A pesquisa examina aspectos psicológicos, sociológicos e estruturais que, combinados, influenciam as atitudes da população na prevenção ou não das arboviroses. Montes Claros, município no Norte de Minas, com 16.862 casos prováveis de dengue somente em 2024, serviu de campo para a pesquisa para entender as razões pelas quais, mesmo ciente das práticas preventivas, a população não adota essas medidas de forma consistente. A dois meses do fim do ano, os índices devem subir ainda mais em meados de novembro, quando se intensificam as chuvas, período mais favorável à proliferação do Aedes . Em 2024, Minas viveu o pior ano epidêmico de sua história para dengue e já ultrapassou 1,6 milhão de casos prováveis da doença.

 

Entrevistas realizadas com moradores de Montes Claros e de Sinop, no Norte do Mato Grosso — municípios com alta incidência de dengue este ano — revelaram que, apesar de as pessoas conhecerem o Aedes aegypti e as formas de combater as arboviroses, esse conhecimento raramente se traduz em atitudes práticas dentro dos lares. A falta de uma percepção imediata do risco entre aqueles que nunca contraíram uma das doenças também contribui para essa apatia diante da prevenção. O estudo indica que quem nunca foi infectado tende a subestimar a gravidade das doenças, percepção aprofundada pela crença de que as estatísticas oficiais exageram a real dimensão do problema. Em contrapartida, aqueles que já contraíram a doença têm uma percepção de risco mais elevada e adotam mais medidas de proteção.

 

 

A limpeza de caixas d’água, calhas e áreas de difícil acesso — locais propensos a se tornarem focos do mosquito transmissor de arboviroses — é frequentemente vista pela população como uma tarefa trabalhosa e demorada, para a qual falta tempo ou disponibilidade. Essa percepção é reforçada por dificuldades econômicas que limitam a compra de repelentes ou a contratação de serviços de limpeza em áreas vulneráveis. Nas comunidades mais pobres, a falta de recursos financeiros para essas medidas pode ser um fator decisivo no aumento dos criadouros do mosquito, destaca a pesquisa.

 

Outro aspecto apontado pelo estudo é que, embora seja amplamente difundido que o Aedes aegypti pode ser identificado pelas listras brancas nas patas, a maioria da população relatou dificuldade em reconhecê-lo no dia a dia. A participação em organizações de bairro mostrou-se um fator que eleva o engajamento nas práticas de combate ao Aedes , enquanto o foco individualista limita as ações preventivas. “Muitas vezes, as pessoas não conhecem o próprio vizinho. Elas não se veem parte de um grupo maior e não têm por que cuidar do bairro. É muito mais fácil culpar o outro: ‘Eu cuido da minha casa, mas o outro não faz a parte dele’. Ou seja, soluções comunitárias não fazem parte do meu universo”, observou Luciano Phebo, chefe de saúde do Unicef no Brasil, em coletiva de imprensa na manhã de ontem.

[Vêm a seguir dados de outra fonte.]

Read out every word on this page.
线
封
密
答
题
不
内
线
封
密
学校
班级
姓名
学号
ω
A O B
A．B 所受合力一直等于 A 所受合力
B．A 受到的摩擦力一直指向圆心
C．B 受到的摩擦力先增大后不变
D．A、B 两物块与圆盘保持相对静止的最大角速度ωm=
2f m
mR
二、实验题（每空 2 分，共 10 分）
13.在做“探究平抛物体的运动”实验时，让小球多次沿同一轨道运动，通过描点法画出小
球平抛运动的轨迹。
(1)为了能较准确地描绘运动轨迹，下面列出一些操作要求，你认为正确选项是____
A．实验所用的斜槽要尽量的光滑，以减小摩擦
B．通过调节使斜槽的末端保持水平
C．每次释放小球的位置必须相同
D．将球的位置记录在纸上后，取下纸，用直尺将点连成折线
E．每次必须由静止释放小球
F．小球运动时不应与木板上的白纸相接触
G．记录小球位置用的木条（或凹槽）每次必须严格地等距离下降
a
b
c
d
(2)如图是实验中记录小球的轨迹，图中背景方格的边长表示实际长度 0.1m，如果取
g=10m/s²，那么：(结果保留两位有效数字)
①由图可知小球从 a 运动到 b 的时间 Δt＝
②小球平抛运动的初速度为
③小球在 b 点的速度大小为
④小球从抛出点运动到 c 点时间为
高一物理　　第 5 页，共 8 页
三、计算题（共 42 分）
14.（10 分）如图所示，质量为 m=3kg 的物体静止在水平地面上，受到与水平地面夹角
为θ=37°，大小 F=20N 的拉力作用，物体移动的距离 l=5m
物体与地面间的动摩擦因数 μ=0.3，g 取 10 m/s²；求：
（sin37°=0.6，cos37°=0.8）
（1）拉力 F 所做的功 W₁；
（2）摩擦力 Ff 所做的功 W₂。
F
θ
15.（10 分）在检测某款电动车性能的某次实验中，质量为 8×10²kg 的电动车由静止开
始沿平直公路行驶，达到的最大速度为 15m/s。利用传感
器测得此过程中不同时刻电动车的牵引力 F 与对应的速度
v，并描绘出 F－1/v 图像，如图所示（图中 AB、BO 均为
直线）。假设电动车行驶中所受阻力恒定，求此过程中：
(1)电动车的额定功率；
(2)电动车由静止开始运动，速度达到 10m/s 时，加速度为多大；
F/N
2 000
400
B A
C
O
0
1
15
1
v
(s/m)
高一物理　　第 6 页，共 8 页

Terrenos baldios e a coleta irregular de lixo são um verdadeiro convite para a proliferação do Aedes aegypti. Esses espaços abandonados, muitas vezes cheios de entulho e restos de materiais, se transformam em criadouros perfeitos para o mosquito e ainda desmotivam a população a descartar seus resíduos de maneira correta, aponta o Unicef. Por outro lado, a presença dos agentes de endemias é um alívio para a população.

 

Especialistas ouvidos pelo Estado de Minas veem esse comportamento da população – revelado pela pesquisa – como um reflexo direto das falhas nas campanhas de conscientização, que tendem a desaparecer nos períodos de seca. “A gente só fala nisso naquele desespero, quando a UPA já está lotada e as pessoas começam a adoecer em massa. Precisamos de campanhas que mantenham a população alerta o ano todo”, ressalta o infectologista Leandro Curi. Para ele, o risco de uma nova epidemia está intimamente ligado à capacidade de controle do mosquito durante o período das chuvas, e apenas campanhas esporádicas não bastam para conter a proliferação do Aedes.


PODER PÚBLICO X COMUNIDADE


A sensação de abandono pelo poder público cresce à medida que a confiança nas autoridades se esvai. A falta de ações coordenadas e eficazes deixa um vazio, criando a impressão de que o combate ao mosquito Aedes aegypti é uma batalha perdida. A pesquisa do Unicef, além de mapear essa percepção, traz à tona uma tensão latente entre a responsabilidade individual e a estatal. Enquanto muitos acreditam que cabe ao governo implementar políticas eficazes, promover educação de qualidade e adotar medidas coercitivas, como multas para quem mantém focos de mosquito, uma grande parcela da população desconsidera o papel que cada um deve desempenhar.

 

 

Essa desresponsabilização pessoal, na leitura do chefe de saúde do Unicef no Brasil, alimenta uma cultura perigosa do “eu cuido da minha casa, mas o outro não faz a parte dele”. A consequência é um ciclo contínuo de proliferação do mosquito, que atinge níveis alarmantes a cada temporada de chuvas. A pesquisa do Unicef alerta também para os efeitos das mudanças climáticas, que podem agravar ainda mais o cenário de infecções por arboviroses. Chuvas mais intensas e o aumento da temperatura são fatores que favorecem a proliferação do mosquito, e especialistas apontam que é preciso aumentar a resiliência comunitária e dos serviços públicos para enfrentar essa nova realidade.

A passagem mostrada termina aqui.